Jon Culshaw brings Kamelion to life, with a hypnotic robotic voice and an endearing, earnest quality to his performance. His banter and conflict with Tegan is a core part of what makes this story a success, building on the aftermath of The King’s Demons that was never explored on television.
But The Devil In The Mist‘s real strength is in the bold finale that turns everything on its head. After a great set-up, the middle chapters are entertaining but a standard ‘navigating a hostile alien environment’ plot that Doctor Who has done many times before. However, part four turns everything upside down with a surprising revelation about the villain of the piece and a twist on the nature of Tegan and Kamelion’s tempestuous relationship. With the Doctor badly injured, character motivations shifting and the nature of the planet reavling a whole new perspective on the story, The Devil In The Mist keeps you guessing to the very end.
Ben Greenland (aged 12)
The Fifth Doctor is back! After a long absence from the main range after last April’s slightly flat The Helliax Rift, he returns with the much more entertaining Devil In The Mist. It’s also a first for the main range with the line-up of The Doctor, Tegan, Turlough and Kamelion. Interestingly, Kamelion has a bit more personality now, than on screen which I think is an added bonus.

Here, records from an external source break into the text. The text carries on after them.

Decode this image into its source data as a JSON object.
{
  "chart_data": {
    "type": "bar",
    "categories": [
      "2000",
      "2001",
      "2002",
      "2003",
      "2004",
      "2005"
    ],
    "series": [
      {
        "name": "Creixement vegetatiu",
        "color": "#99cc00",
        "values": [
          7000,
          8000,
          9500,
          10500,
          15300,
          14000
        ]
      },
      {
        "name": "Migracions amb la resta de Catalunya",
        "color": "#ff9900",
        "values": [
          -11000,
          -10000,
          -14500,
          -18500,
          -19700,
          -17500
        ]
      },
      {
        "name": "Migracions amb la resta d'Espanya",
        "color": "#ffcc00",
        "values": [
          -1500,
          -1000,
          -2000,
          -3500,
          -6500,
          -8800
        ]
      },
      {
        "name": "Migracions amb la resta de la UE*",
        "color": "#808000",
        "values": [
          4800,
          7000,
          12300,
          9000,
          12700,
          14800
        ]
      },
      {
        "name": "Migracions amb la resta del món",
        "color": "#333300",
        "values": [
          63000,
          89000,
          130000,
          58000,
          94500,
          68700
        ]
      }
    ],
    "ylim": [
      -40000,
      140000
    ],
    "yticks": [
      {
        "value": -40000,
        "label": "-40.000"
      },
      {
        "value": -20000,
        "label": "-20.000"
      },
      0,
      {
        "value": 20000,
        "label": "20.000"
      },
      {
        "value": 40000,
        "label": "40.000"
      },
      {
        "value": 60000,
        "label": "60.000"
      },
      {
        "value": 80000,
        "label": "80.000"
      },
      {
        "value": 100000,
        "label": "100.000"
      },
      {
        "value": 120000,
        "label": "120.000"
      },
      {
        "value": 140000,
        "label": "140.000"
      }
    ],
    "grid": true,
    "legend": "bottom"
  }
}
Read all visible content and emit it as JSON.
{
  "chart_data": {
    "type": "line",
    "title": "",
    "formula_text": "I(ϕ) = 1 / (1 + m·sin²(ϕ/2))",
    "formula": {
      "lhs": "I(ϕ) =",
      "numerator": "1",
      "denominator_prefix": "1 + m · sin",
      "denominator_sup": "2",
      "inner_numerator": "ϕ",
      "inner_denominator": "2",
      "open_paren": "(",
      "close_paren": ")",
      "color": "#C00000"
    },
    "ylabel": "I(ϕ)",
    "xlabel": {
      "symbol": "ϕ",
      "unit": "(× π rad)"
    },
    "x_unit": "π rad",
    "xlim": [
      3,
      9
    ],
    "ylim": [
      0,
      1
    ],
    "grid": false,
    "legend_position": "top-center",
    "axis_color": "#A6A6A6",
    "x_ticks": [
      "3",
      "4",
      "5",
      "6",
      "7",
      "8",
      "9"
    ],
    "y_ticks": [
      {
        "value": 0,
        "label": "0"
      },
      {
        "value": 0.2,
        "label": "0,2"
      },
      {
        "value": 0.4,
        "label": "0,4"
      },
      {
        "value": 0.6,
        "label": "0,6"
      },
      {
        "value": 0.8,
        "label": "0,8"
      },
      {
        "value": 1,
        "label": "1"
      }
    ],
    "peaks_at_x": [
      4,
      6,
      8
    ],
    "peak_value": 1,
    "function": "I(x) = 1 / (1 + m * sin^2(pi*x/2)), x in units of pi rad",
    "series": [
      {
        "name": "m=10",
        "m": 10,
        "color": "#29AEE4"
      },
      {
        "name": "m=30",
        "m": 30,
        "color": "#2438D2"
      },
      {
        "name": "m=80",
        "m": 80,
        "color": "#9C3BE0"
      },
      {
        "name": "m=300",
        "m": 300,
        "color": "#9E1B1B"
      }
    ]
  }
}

The Harrigane are very reminiscent of the Judoon from the David Tennant era, and the captain comes across as very big headed. Nustanu’s presence is felt very heavily through the course of parts two and three even though he doesn’t appear once, as Kamelion appears to be influenced and takes his form. The twist around Nustanu and Tegan’ s influence was fantastic.
The Doctor breaking his back after the ship he is on crashes, is another big plot point, but the idea felt wasted when he said he might regenerate and the most we get is a one minute blackout. He also lulls the characters (and us) into a false sense of security, by saying when he gets to the TARDIS he can fix it himself, but we should have known better.
It all comes to a conclusion in the healing waters, where Kamelion is once again controlled (poor Kamelion) by the guardian of the waters. I admire the Doctor’s sneaky way of allowing the guardian to let him go in the waters. Tegan saving Kamelion is a very nice touch that helps build their friendship and the last two lines from the Doctor and Tegan are also a funny touch I like. But how does it just so happen, that after all that hassle trying to get to the top of the mountain, they find Nustanu’s body and the TARDIS after they just decided it was good to have a quick look? I wasn’t so convinced…
A music suite for Devil In The Most follows part two, a delightfully weird and atmospheric ten minute piece full of tense synth chords and beats. There us also some lovely sweeping atmospheric moments full of grandeur, wonder and tension and a sad but emotional theme running throughout, reflecting the scope of this tale.
There is also a trailer for February’s two stories in one release of Black Thursday / Power Game.
Finally a great set of interviews with the cast and crew exploring the brief legacy of Kamelion, getting impressionist and classic Doctor Who fan Jon Culshaw to voice him and a wonderful moment where Janet Fielding gets John to do his best Tegan impression from his Target books audio novel series!